What was most interesting, however, is his explanation of the visuospatial symptoms that are prevalent in over 1/3 of AD cases. He explains that visual processing of day to day life often involves the ventral region of the brain, which is responsible for face identification for example, and the dorsal region, which is used for attaching meaning to locations of objects. He stressed this fact as the information from these two regions are used to form different networks and when posterior cortical and parietal atrophy begins to appear, the degeneration of these networks occurs. In order to test this network degeneration, he ran a set of experiments in which he had subjects from a wide age range and with differing stages of AD perform simulated driving tests where one would have to remember how to get to and from certain locations after being given initial instruction. Dr. Fernandez observed the number of memory errors and accident that occurred within the simulator to test the subjects’ ability to create and retain a temporary visuospatial memory map. The way he quantified his test was by giving the example of how AD patients would often be suddenly unable to remember how to get to a store from their home and back, after having done so a multitude of times because of this degradation of neural networks. His goals for the experiment were to attempt to find markers of network degradation in AD by age and AD stage by correlating these descriptors to the number of errors in the simulator.

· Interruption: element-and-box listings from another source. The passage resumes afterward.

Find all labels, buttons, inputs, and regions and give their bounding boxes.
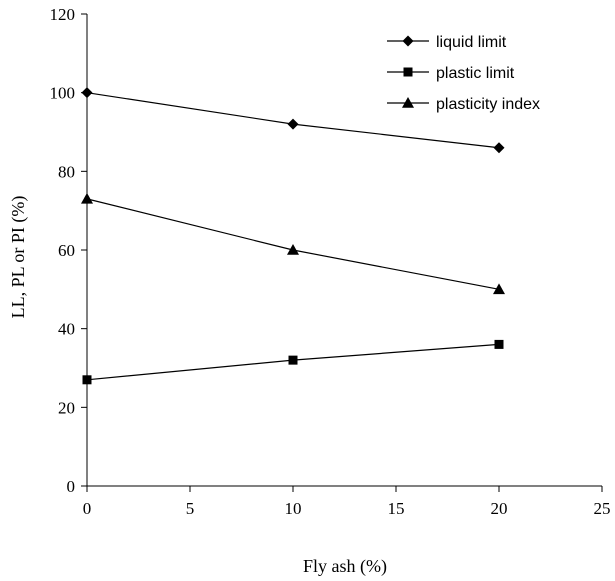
y-tick-label: 100 xyxy=(50,84,76,103)
x-tick-label: 10 xyxy=(285,499,302,518)
y-tick-label: 60 xyxy=(58,241,75,260)
axes: 0 20 40 60 80 100 120 0 5 10 15 20 25 xyxy=(50,5,611,518)
x-tick-label: 25 xyxy=(594,499,611,518)
legend-marker-plastic-limit xyxy=(403,67,413,77)
data-point-liquid-limit xyxy=(81,87,93,99)
plot-area xyxy=(81,87,505,385)
legend-label-plastic-limit: plastic limit xyxy=(436,65,515,82)
x-axis-title: Fly ash (%) xyxy=(303,556,387,577)
legend-marker-liquid-limit xyxy=(402,35,414,47)
y-tick-label: 20 xyxy=(58,398,75,417)
data-point-plasticity-index xyxy=(81,192,93,204)
x-tick-label: 5 xyxy=(186,499,195,518)
y-tick-label: 0 xyxy=(67,477,76,496)
data-point-liquid-limit xyxy=(287,118,299,130)
legend-marker-plasticity-index xyxy=(402,97,414,108)
x-tick-label: 20 xyxy=(491,499,508,518)
legend-label-plasticity-index: plasticity index xyxy=(436,96,540,113)
y-tick-label: 40 xyxy=(58,320,75,339)
data-point-plastic-limit xyxy=(288,355,298,365)
legend-label-liquid-limit: liquid limit xyxy=(436,34,507,51)
x-tick-label: 15 xyxy=(388,499,405,518)
data-point-plastic-limit xyxy=(494,339,504,349)
legend: liquid limit plastic limit plasticity inde… xyxy=(387,34,540,113)
y-tick-label: 120 xyxy=(50,5,76,24)
x-tick-label: 0 xyxy=(83,499,92,518)
data-point-liquid-limit xyxy=(493,142,505,154)
data-point-plasticity-index xyxy=(287,244,299,255)
data-point-plastic-limit xyxy=(82,375,92,385)
y-tick-label: 80 xyxy=(58,162,75,181)
y-axis-title: LL, PL or PI (%) xyxy=(8,196,29,319)
data-point-plasticity-index xyxy=(493,283,505,295)
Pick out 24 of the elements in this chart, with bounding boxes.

Still, Dr. Fernandez also explained that much is still not known about the pathogenesis of Alzheimer’s disease with many scientists still wondering how the dysfunction of the aforementioned proteins causes synapse degradation or why exactly the disease is more prevalent as age progresses, for example. However, scientists at the Stanford School of Medicine have presented work that claims Beta Amyloid dysfunction is not the sole reason for network degradation in the brain. While scientists are looking for pharmacologic methods to rid the brain of Beta Amyloid, Dr. Carla Shatz is looking for methods by which to protect synapses from being inhibited by the protein instead.

Dr. Shatz claims that AD “starts to manifest long before plaque formation” and has found that as Beta Amyloid begins to develop into plaque, it forms small clusters that are soluble and travel in the brain which eventually binds strongly to a receptor on neurons that begins a process where synapses with other nerve cells are eroded. In her experiment, she used strains that were highly susceptible to the impairments of AD and found that a receptor protein named PirB with high affinity for Beta Amyloid in the soluble form began the aforementioned erosion process. In continuing her research, Dr. Shatz utilized mice that lacked PirB and were highly susceptible to AD which led to her observing mice with high levels of Beta Amyloid protein but no neurodegenerative effects. The question of why this observation is occurring is still being found.

In the end, Dr. Fernandez may be able use the aforementioned research to finally find the markers for AD progression he was looking for. It is possible that while his subjects may have had a wide range of Beta Amyloid concentrations in their brain tissue, the reason behind their dementia and neurodegeneration may be the receptor proteins that bind the abnormal Beta Amyloid rather than simply the age of the patient.

Works Cited

1)     Fernandez, Roberto, and Charles J. Duffy. “Early Alzheimer's Disease Blocks Responses to Accelerating Self-Movement.” Neurobiology of Aging, vol. 33, no. 11, 2012, pp. 2551–2560., doi:10.1016/j.neurobiolaging.2011.12.031.

2)     Goldman, Bruce. “Scientists Reveal How Beta-Amyloid May Cause Alzheimer's.” Stanford University School of Medicine, 19 Sept. 2013, med.stanford.edu/news/all-news/2013/09/scientists-reveal-how-beta-amyloid-may-cause-alzheimers.html.

3)     Hamley, I. W. “The Amyloid Beta Peptide: A Chemist's Perspective. Role in Alzheimer's and Fibrillization.” Chemical Reviews, vol. 112, no. 10, 2012, pp. 5147–5192., doi:10.1021/cr3000994.